AEI:
The Energy Information Administration (EIA) released new state crude oil production data yesterday for the month of October, and one of the highlights of that monthly report is that oil output in America’s No. 1 oil-producing state – Texas – continues its phenomenal, jaw-dropping rise. Here are some details of oil output in “Saudi Texas” for the month of October and the economic impact that production is having on the state’s economy:
- For the fourth straight month starting in May, oil drillers in Texas pumped out more than 3 million barrels of crude oil every day (bpd) during the month of October. The 3.36 million bpd in October was the highest daily oil output in the Lone Star State in any month since at least January 1981, when the EIA started reporting each state’s monthly oil production (see top chart above). Texas reached the two million barrel per day oil production milestone in August 2012, and has since added more than a million more barrels of daily oil production in less than two years to reach the three million barrel milestone in May of this year. Compared to oil production a year ago, Texas posted a 26% increase in October, and the year-over-year production increase of 695,000 barrels per day from October of last year is the largest annual output gain in state history.

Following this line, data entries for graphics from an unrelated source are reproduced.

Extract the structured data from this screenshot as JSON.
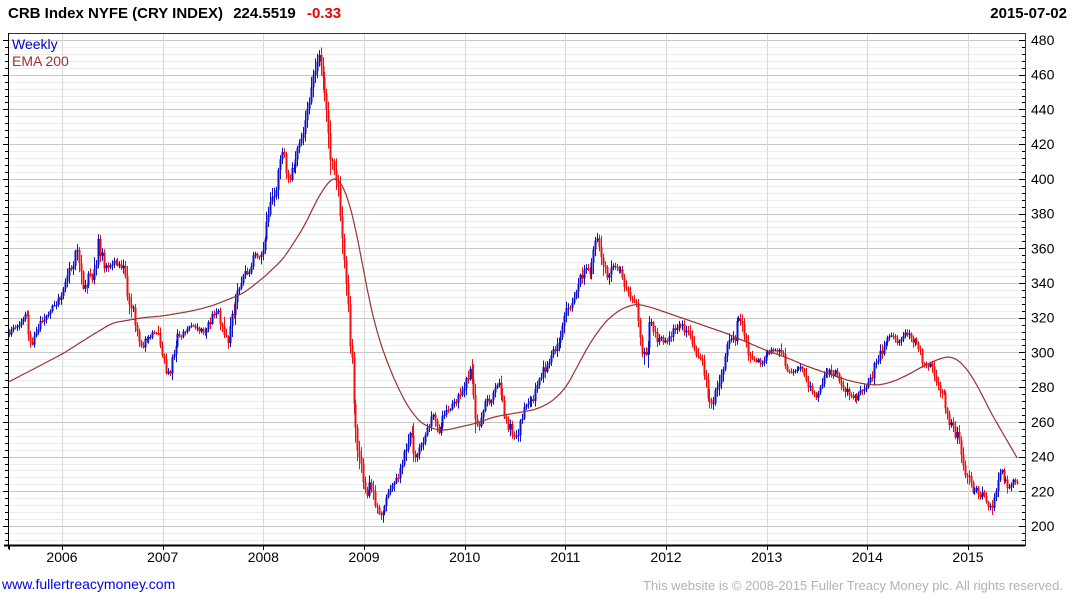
{
  "header": {
    "title_text": "CRB Index NYFE (CRY INDEX)",
    "last_price": "224.5519",
    "change": "-0.33",
    "change_color": "#ee0000",
    "date": "2015-07-02"
  },
  "legend": {
    "items": [
      {
        "label": "Weekly",
        "color": "#0000cc"
      },
      {
        "label": "EMA 200",
        "color": "#993333"
      }
    ]
  },
  "footer": {
    "link": "www.fullertreacymoney.com",
    "link_color": "#0000ee",
    "copyright": "This website is © 2008-2015 Fuller Treacy Money plc. All rights reserved.",
    "copyright_color": "#b2b2b2"
  },
  "chart_data": {
    "type": "candlestick",
    "title": "CRB Index NYFE (CRY INDEX)",
    "timeframe": "Weekly",
    "overlay": "EMA 200",
    "last_value": 224.5519,
    "change": -0.33,
    "as_of": "2015-07-02",
    "x_ticks": [
      2006,
      2007,
      2008,
      2009,
      2010,
      2011,
      2012,
      2013,
      2014,
      2015
    ],
    "y_ticks": [
      200,
      220,
      240,
      260,
      280,
      300,
      320,
      340,
      360,
      380,
      400,
      420,
      440,
      460,
      480
    ],
    "y_minor_step": 4,
    "ylim": [
      189,
      484
    ],
    "xlim": [
      2005.47,
      2016.1
    ],
    "grid": true,
    "legend_position": "top-left",
    "up_color": "#1111cc",
    "down_color": "#ee1111",
    "ema_color": "#993333",
    "series": [
      {
        "name": "CRB Index NYFE weekly close (key points, decimal-year)",
        "points": [
          [
            2005.47,
            311
          ],
          [
            2005.56,
            317
          ],
          [
            2005.63,
            320
          ],
          [
            2005.69,
            306
          ],
          [
            2005.76,
            313
          ],
          [
            2005.85,
            323
          ],
          [
            2005.93,
            328
          ],
          [
            2006.0,
            334
          ],
          [
            2006.08,
            349
          ],
          [
            2006.14,
            361
          ],
          [
            2006.2,
            334
          ],
          [
            2006.27,
            347
          ],
          [
            2006.31,
            341
          ],
          [
            2006.36,
            365
          ],
          [
            2006.44,
            346
          ],
          [
            2006.52,
            353
          ],
          [
            2006.61,
            348
          ],
          [
            2006.69,
            327
          ],
          [
            2006.77,
            303
          ],
          [
            2006.85,
            308
          ],
          [
            2006.93,
            313
          ],
          [
            2007.0,
            298
          ],
          [
            2007.06,
            287
          ],
          [
            2007.14,
            308
          ],
          [
            2007.23,
            313
          ],
          [
            2007.31,
            316
          ],
          [
            2007.4,
            311
          ],
          [
            2007.48,
            320
          ],
          [
            2007.56,
            323
          ],
          [
            2007.64,
            304
          ],
          [
            2007.73,
            333
          ],
          [
            2007.81,
            344
          ],
          [
            2007.89,
            354
          ],
          [
            2007.96,
            356
          ],
          [
            2008.04,
            377
          ],
          [
            2008.12,
            396
          ],
          [
            2008.19,
            414
          ],
          [
            2008.25,
            400
          ],
          [
            2008.31,
            409
          ],
          [
            2008.4,
            428
          ],
          [
            2008.46,
            443
          ],
          [
            2008.5,
            459
          ],
          [
            2008.54,
            473
          ],
          [
            2008.58,
            458
          ],
          [
            2008.63,
            437
          ],
          [
            2008.67,
            413
          ],
          [
            2008.73,
            396
          ],
          [
            2008.78,
            372
          ],
          [
            2008.82,
            335
          ],
          [
            2008.86,
            302
          ],
          [
            2008.9,
            272
          ],
          [
            2008.94,
            243
          ],
          [
            2008.98,
            226
          ],
          [
            2009.02,
            216
          ],
          [
            2009.06,
            228
          ],
          [
            2009.1,
            214
          ],
          [
            2009.15,
            204
          ],
          [
            2009.19,
            212
          ],
          [
            2009.27,
            221
          ],
          [
            2009.35,
            231
          ],
          [
            2009.42,
            246
          ],
          [
            2009.46,
            259
          ],
          [
            2009.52,
            237
          ],
          [
            2009.6,
            253
          ],
          [
            2009.68,
            263
          ],
          [
            2009.75,
            254
          ],
          [
            2009.83,
            268
          ],
          [
            2009.92,
            272
          ],
          [
            2010.0,
            283
          ],
          [
            2010.05,
            291
          ],
          [
            2010.12,
            257
          ],
          [
            2010.19,
            267
          ],
          [
            2010.27,
            276
          ],
          [
            2010.33,
            281
          ],
          [
            2010.42,
            261
          ],
          [
            2010.49,
            250
          ],
          [
            2010.56,
            264
          ],
          [
            2010.65,
            272
          ],
          [
            2010.73,
            281
          ],
          [
            2010.81,
            294
          ],
          [
            2010.9,
            301
          ],
          [
            2011.0,
            319
          ],
          [
            2011.08,
            331
          ],
          [
            2011.15,
            341
          ],
          [
            2011.21,
            351
          ],
          [
            2011.25,
            344
          ],
          [
            2011.3,
            362
          ],
          [
            2011.33,
            369
          ],
          [
            2011.38,
            347
          ],
          [
            2011.42,
            341
          ],
          [
            2011.46,
            351
          ],
          [
            2011.54,
            347
          ],
          [
            2011.58,
            341
          ],
          [
            2011.65,
            331
          ],
          [
            2011.71,
            326
          ],
          [
            2011.75,
            313
          ],
          [
            2011.79,
            294
          ],
          [
            2011.85,
            317
          ],
          [
            2011.92,
            307
          ],
          [
            2012.0,
            306
          ],
          [
            2012.08,
            313
          ],
          [
            2012.15,
            317
          ],
          [
            2012.25,
            307
          ],
          [
            2012.33,
            294
          ],
          [
            2012.4,
            281
          ],
          [
            2012.46,
            268
          ],
          [
            2012.54,
            289
          ],
          [
            2012.62,
            303
          ],
          [
            2012.67,
            309
          ],
          [
            2012.71,
            320
          ],
          [
            2012.79,
            307
          ],
          [
            2012.87,
            295
          ],
          [
            2012.96,
            294
          ],
          [
            2013.04,
            301
          ],
          [
            2013.1,
            303
          ],
          [
            2013.2,
            291
          ],
          [
            2013.29,
            288
          ],
          [
            2013.36,
            292
          ],
          [
            2013.42,
            279
          ],
          [
            2013.46,
            275
          ],
          [
            2013.54,
            281
          ],
          [
            2013.62,
            292
          ],
          [
            2013.7,
            285
          ],
          [
            2013.78,
            279
          ],
          [
            2013.83,
            273
          ],
          [
            2013.92,
            276
          ],
          [
            2014.0,
            281
          ],
          [
            2014.08,
            293
          ],
          [
            2014.16,
            303
          ],
          [
            2014.24,
            310
          ],
          [
            2014.32,
            307
          ],
          [
            2014.38,
            312
          ],
          [
            2014.46,
            307
          ],
          [
            2014.54,
            297
          ],
          [
            2014.62,
            291
          ],
          [
            2014.7,
            281
          ],
          [
            2014.76,
            271
          ],
          [
            2014.82,
            261
          ],
          [
            2014.88,
            252
          ],
          [
            2014.94,
            240
          ],
          [
            2015.0,
            228
          ],
          [
            2015.04,
            217
          ],
          [
            2015.08,
            224
          ],
          [
            2015.13,
            219
          ],
          [
            2015.17,
            213
          ],
          [
            2015.21,
            209
          ],
          [
            2015.26,
            219
          ],
          [
            2015.3,
            225
          ],
          [
            2015.33,
            231
          ],
          [
            2015.38,
            227
          ],
          [
            2015.42,
            221
          ],
          [
            2015.45,
            226
          ],
          [
            2015.487,
            224.55
          ]
        ]
      },
      {
        "name": "EMA 200",
        "points": [
          [
            2005.47,
            283
          ],
          [
            2006.0,
            299
          ],
          [
            2006.3,
            310
          ],
          [
            2006.5,
            317
          ],
          [
            2006.8,
            320
          ],
          [
            2007.0,
            321
          ],
          [
            2007.3,
            324
          ],
          [
            2007.5,
            327
          ],
          [
            2007.8,
            334
          ],
          [
            2008.0,
            343
          ],
          [
            2008.2,
            354
          ],
          [
            2008.4,
            372
          ],
          [
            2008.55,
            390
          ],
          [
            2008.68,
            401
          ],
          [
            2008.76,
            400
          ],
          [
            2008.86,
            386
          ],
          [
            2008.95,
            362
          ],
          [
            2009.05,
            330
          ],
          [
            2009.15,
            307
          ],
          [
            2009.28,
            287
          ],
          [
            2009.42,
            270
          ],
          [
            2009.55,
            260
          ],
          [
            2009.68,
            256
          ],
          [
            2009.8,
            255
          ],
          [
            2009.95,
            257
          ],
          [
            2010.1,
            259
          ],
          [
            2010.3,
            263
          ],
          [
            2010.5,
            265
          ],
          [
            2010.7,
            267
          ],
          [
            2010.85,
            271
          ],
          [
            2011.0,
            279
          ],
          [
            2011.12,
            292
          ],
          [
            2011.25,
            306
          ],
          [
            2011.4,
            318
          ],
          [
            2011.55,
            325
          ],
          [
            2011.7,
            328
          ],
          [
            2011.85,
            326
          ],
          [
            2012.0,
            323
          ],
          [
            2012.2,
            319
          ],
          [
            2012.4,
            315
          ],
          [
            2012.6,
            311
          ],
          [
            2012.8,
            306
          ],
          [
            2013.0,
            301
          ],
          [
            2013.2,
            297
          ],
          [
            2013.4,
            292
          ],
          [
            2013.6,
            288
          ],
          [
            2013.8,
            284
          ],
          [
            2013.95,
            282
          ],
          [
            2014.1,
            281
          ],
          [
            2014.25,
            283
          ],
          [
            2014.4,
            287
          ],
          [
            2014.55,
            292
          ],
          [
            2014.7,
            296
          ],
          [
            2014.82,
            298
          ],
          [
            2014.92,
            295
          ],
          [
            2015.02,
            288
          ],
          [
            2015.12,
            278
          ],
          [
            2015.22,
            266
          ],
          [
            2015.32,
            256
          ],
          [
            2015.42,
            246
          ],
          [
            2015.5,
            238
          ]
        ]
      }
    ]
  }
}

- Remarkably, oil production in the Lone Star State has more than doubled in the last three years, from 1.59 million bpd in October 2011 to 3.36 million bpd in October of this year (see chart above), and that production surge has to be one of the most significant increases in oil output ever recorded in the US over such a short period of time. A 1.77 million bpd increase in oil output in only 36 months in one US state is remarkable, and would have never been possible without the revolutionary drilling techniques that just recently started accessing vast oceans of Texas shale oil in Texas oil field in the Eagle Ford Shale and Permian Basin. As I have reported before on CD, the Eagle Ford and Permian Basin oil fields in Texas are now each producing crude oil at a rate of more than 1 million bpd, joining an elite international group of only ten super-giant oil fields in the world that have ever surpassed the one million barrel per day production milestone at their peak level of output.
- The exponential increase in Texas oil output over roughly the last three years has completely reversed the previous, gradual 28-year decline in the state’s conventional oil production that took place from 1981 to 2009 (see arrows in top chart) – thanks almost exclusively to the dramatic increases in the state’s output of newly accessible, unconventional shale oil.